At the same time, we are talking about a bonafide growth stock. One would normally expect much higher multiples for price/sales or EV/sales, but it is clear that in 2023, unprofitable companies have been strongly penalized by the market. And it is precisely this excessive caution which, in my opinion, creates an ideal entry point to leverage MoneyLion’s growth in the coming years.
I would point out that in 2022 there were reported $136.8 million in asset writedown and restructuring costs, which rose to $163.5 million during the current year. This is the reason why cash from operations and free cash flow are significantly better than EBITDA. This is mainly attributable to the provision for credit losses on consumer receivables on loans granted to customers.
Why I am Bullish on MoneyLion
My investment thesis is based on three key points:
- We have reached the point where MoneyLion no longer needs to burn cash to support its growth;
- The growth rate has remained very high even though customers can now find alternatives that offer attractive interest on deposits;
- When interest rates decrease, the company will have the opportunity to grow even more.

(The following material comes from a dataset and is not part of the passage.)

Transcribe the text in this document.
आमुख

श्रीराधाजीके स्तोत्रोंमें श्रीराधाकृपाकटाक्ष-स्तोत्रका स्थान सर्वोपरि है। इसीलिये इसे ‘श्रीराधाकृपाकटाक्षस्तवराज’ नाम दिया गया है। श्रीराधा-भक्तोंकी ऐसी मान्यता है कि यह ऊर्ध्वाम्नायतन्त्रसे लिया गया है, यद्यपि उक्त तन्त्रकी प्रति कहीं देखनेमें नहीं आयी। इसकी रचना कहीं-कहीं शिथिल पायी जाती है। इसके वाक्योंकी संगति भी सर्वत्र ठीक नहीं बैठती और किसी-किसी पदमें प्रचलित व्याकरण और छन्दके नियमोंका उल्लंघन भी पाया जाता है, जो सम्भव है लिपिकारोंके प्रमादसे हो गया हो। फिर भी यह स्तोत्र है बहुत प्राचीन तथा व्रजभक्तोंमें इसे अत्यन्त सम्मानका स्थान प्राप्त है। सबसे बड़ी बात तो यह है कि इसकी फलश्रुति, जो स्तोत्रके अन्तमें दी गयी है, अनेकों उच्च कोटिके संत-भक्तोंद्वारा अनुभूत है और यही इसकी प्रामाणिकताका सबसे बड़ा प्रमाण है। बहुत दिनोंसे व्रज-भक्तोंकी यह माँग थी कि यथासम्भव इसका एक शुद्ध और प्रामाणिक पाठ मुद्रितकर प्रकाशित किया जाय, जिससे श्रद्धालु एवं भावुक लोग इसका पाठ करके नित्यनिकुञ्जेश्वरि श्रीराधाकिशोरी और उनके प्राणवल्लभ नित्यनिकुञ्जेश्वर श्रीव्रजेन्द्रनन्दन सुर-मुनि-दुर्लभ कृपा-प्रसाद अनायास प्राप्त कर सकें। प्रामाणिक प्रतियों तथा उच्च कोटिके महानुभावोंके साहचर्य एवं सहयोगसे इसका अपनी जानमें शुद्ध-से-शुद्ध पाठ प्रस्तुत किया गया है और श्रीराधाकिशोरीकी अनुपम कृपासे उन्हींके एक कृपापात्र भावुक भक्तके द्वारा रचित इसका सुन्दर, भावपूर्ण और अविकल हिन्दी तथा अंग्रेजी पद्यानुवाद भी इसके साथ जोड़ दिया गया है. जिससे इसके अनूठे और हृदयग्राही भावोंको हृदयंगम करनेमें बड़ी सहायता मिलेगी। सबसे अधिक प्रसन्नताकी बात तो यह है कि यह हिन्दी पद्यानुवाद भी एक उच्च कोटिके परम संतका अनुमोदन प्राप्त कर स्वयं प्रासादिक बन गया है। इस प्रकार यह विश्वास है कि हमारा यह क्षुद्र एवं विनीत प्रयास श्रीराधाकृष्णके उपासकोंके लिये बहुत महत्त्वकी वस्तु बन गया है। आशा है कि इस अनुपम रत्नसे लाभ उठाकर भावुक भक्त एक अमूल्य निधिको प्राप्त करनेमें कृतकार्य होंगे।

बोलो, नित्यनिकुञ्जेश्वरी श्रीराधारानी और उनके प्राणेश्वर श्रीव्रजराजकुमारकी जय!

1. The ability to generate liquidity is fundamental
Throughout 2023, we have seen how the markets are penalizing unprofitable companies and even more those that do not produce cash flow. Now that MoneyLion is able to meet its liquidity needs, the stock will become much more attractive to investors. Entering into 2024 with the ability to generate cash flow, the company will also be able to continue repaying its extremely burdensome debts and further improve its profitability.
2. The growth rate is excellent
The management now expects to close the year with revenue of $420-425 million, which would imply a growth rate of 27% at the midpoint compared to last year. All this despite the fact that at this time, a non-interest bearing account is less attractive than it has been in the last 15 years. This demonstrates that there is strong demand for the app and for MoneyLion’s services, even in the face of headwinds blowing from the macroeconomic context.
3. Excellent positioning in anticipation of falling rates
The increase in interest rates has not only led to an increase in the appeal of interest-bearing accounts but also a decrease in loan requests within MoneyLion’s marketplace. This is a point the management focused on in the last earnings call, since affiliate fees and advertisements related to loans represented 85% of the marketplace’s total revenue in 2022.
I expect that, when rates begin to fall, traditional bank customers will be less motivated to keep liquidity in classic checking accounts; at the same time, I expect that marketplace revenues will increase due to higher demand for loans and advertising connected to these services.
Conclusions and Final Thoughts
MoneyLion is a company that has managed to navigate a very difficult period for fintech businesses, marked at the same time by strong competition and an unfavorable macroeconomic context. While many of its competitors struggle to prevent a decline in user base, MoneyLion continues to grow both in terms of revenue and margins.
Now that the company is able to generate liquidity with its business, I expect the stock to start being rewarded by Wall Street. Consequently, I plan to start building my position in ML and will initiate my coverage with a BUY rating.
Risks Associated with the Analysis
As with any analysis, there are risks to consider:
- The company could suffer a setback in growth rate, especially in an “even higher for even longer” interest rate scenario;
- Margins could be tested if customer acquisition cost were to increase over the coming quarters, for example, due to weak market demand;
- In the event of a recession, a large number of users might start defaulting on debts related to InstaCash. At the end of Q1 2023, MoneyLion had $176 million in consumer receivables on its balance sheet.
However, I believe that it is worth taking these risks given the opportunities presented by this investment.